If you are a freelancer, you may not care for legal terms or contracts. After all, legal terms can be difficult to read. Plus, they can seem intimidating and hard to understand.

But, there are times when freelancers need a contract in place to provide them with legal protections. After being burned a few times by not having a contract in place, I now require contracts with all of my freelance clients and contractors.

In case you are not convinced that you need contracts for your freelance work, here are 4 situations when you would definitely need a contract to protect you.

When You Are Not Getting Paid

Entering into an agreement with a client takes trust. You trust that the client is going to pay you for the work you do. The client trusts that you will get the job done. But when it comes time for payment, some clients won’t fulfill their end of the bargain.

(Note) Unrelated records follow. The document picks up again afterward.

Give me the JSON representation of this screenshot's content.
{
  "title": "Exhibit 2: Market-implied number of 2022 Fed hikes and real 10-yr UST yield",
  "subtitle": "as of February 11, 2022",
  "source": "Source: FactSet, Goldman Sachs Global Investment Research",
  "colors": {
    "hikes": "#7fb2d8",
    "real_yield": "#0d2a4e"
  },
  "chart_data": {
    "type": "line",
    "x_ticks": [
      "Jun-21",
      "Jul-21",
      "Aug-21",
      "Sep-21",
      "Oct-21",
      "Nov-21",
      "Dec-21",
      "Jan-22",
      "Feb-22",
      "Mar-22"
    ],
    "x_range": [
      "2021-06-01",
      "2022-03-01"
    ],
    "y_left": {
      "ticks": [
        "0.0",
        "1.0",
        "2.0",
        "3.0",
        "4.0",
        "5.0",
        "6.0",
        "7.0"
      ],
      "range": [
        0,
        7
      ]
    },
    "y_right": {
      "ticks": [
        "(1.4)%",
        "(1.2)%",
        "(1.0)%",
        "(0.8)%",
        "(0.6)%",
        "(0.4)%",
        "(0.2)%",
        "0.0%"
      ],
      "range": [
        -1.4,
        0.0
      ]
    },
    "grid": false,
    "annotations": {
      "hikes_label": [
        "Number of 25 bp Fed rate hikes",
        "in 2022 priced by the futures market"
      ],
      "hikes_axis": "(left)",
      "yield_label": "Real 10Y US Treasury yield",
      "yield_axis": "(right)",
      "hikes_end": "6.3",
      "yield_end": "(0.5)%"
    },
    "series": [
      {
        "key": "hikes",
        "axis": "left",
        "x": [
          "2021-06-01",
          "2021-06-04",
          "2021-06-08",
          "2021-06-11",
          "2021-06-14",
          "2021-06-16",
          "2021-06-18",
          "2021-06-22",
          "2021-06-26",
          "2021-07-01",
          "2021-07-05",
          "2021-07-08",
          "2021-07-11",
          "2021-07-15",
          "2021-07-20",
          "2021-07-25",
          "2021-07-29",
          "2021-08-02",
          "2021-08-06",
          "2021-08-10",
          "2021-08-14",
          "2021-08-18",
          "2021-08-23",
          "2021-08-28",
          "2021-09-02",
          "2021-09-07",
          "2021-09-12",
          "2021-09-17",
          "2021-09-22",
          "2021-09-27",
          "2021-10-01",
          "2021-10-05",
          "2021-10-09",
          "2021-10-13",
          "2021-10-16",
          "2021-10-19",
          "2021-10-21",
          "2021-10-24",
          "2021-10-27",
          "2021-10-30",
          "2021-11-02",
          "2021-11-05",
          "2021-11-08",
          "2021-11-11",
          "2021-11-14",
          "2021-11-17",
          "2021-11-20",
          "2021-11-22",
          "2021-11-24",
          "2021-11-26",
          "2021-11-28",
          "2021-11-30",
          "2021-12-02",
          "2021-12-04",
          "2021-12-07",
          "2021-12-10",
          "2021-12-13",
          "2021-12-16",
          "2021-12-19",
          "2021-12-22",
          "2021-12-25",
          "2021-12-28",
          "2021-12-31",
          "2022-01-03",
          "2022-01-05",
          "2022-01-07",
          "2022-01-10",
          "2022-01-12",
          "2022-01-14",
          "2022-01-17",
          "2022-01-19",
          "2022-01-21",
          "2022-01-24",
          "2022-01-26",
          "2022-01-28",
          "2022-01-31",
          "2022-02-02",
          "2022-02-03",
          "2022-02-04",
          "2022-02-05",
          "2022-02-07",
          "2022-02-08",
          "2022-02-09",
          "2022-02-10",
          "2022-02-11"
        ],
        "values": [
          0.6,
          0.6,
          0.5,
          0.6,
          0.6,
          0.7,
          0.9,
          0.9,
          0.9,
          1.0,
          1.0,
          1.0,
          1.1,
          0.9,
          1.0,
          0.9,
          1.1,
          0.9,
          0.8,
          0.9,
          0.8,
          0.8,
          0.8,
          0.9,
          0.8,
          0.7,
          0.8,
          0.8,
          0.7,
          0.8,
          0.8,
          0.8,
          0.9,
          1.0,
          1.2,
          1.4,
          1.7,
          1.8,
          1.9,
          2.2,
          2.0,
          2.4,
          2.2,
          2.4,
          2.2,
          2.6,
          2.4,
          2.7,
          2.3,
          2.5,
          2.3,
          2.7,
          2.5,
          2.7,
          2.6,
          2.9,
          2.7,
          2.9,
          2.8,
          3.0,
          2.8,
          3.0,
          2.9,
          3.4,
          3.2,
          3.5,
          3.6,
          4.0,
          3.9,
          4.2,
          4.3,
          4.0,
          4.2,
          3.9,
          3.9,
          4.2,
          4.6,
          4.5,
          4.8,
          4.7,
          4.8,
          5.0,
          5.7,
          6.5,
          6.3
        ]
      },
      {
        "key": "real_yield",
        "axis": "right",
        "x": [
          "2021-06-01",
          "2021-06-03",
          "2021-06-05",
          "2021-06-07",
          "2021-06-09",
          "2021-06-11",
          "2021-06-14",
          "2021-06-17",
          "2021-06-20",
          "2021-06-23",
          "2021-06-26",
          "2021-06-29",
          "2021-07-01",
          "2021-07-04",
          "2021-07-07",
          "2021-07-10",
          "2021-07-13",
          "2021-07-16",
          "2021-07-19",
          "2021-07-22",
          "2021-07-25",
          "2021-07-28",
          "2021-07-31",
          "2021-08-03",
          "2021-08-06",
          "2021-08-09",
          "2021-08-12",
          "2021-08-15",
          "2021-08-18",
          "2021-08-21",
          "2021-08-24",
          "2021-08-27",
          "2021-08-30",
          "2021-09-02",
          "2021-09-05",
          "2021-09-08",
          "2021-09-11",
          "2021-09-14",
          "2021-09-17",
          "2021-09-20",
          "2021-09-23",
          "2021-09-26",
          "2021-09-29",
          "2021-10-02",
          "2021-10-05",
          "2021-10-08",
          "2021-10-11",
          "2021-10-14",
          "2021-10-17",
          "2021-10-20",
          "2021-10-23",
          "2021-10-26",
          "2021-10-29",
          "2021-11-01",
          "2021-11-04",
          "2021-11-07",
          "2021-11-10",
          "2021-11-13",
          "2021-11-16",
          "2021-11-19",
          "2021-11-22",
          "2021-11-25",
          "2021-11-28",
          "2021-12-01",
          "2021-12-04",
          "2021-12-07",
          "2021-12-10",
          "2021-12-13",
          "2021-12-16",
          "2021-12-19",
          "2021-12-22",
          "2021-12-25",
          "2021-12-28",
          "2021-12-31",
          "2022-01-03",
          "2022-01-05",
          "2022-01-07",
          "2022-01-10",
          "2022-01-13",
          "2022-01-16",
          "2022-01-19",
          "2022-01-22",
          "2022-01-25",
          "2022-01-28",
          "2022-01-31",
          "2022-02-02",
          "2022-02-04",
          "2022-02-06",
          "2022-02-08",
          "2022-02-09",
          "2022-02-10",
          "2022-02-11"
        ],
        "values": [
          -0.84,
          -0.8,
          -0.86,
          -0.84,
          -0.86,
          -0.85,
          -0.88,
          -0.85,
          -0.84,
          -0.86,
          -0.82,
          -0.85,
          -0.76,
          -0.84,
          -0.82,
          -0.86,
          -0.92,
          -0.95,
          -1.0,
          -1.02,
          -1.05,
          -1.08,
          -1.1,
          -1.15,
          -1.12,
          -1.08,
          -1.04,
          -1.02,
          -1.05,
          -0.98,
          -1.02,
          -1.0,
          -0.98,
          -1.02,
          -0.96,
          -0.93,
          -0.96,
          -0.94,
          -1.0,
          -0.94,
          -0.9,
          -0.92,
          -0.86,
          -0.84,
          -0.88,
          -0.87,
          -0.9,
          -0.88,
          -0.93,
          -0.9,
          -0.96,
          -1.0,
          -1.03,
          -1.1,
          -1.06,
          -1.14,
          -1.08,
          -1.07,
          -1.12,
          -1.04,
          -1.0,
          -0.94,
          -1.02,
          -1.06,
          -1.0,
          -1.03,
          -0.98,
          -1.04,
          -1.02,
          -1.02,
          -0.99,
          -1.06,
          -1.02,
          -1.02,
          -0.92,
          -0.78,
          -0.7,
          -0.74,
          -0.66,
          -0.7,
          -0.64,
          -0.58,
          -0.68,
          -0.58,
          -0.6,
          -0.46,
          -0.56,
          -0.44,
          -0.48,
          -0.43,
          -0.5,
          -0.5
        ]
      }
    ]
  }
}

They may give you excuses about why they are not paying for the work you have done. Others may give you the silent treatment. Either way, if you don’t get paid, the precious hours you spent on the job were wasted.

A signed contract can help reduce the likelihood of you not getting paid. Of course, there are some clients who will still try to wriggle out of paying. However, if you have a signed contract, you may be able to take legal action against them if they continue to refuse payment.

When There’s a Question about Scope of Work

If you haven’t yet had a situation in which a client has tried to get more work out of you than initially agreed upon, you probably will at some point. Having a contract can help you avoid this eventuality by clearly defining the scope of work each party expects and agrees to. Otherwise, you run the risk of the client requesting additional work you didn’t agree to at the beginning of the project. With the scope of work clearly defined in the contract, you can at least ask for additional pay before agreeing to expand the scope of work.

When You Need to Fire Your Client

Sometimes you just need to fire your client. For example, I’ve had clients in the past who would call or text incessantly. Even during odd hours, like the middle of the night and on the weekends. They expected an immediate response no matter the time of day.

This is harassment you don’t have to put up with, especially if you have a contract in place. It should spell out expectations for assignment deadlines and communication response times.

When you need to fire your client, having a contract can prevent you from not getting paid for the amount of work you have already put into a project.

To Avoid Ruined Relationships

What happens when you know your client on a personal level? Any of the above situations can be made more difficult if you do.

You may feel reluctant to fire a client because you are friends outside of the job you were hired to do. However, you have to remember you are running a business. If you don’t want to end up with a ruined relationship, get a contract in place.

It’s true that having a signed contract won’t force your clients to actually pay you on time or respect you. But if you should end up needing to take legal action for any reason, a signed contract can help.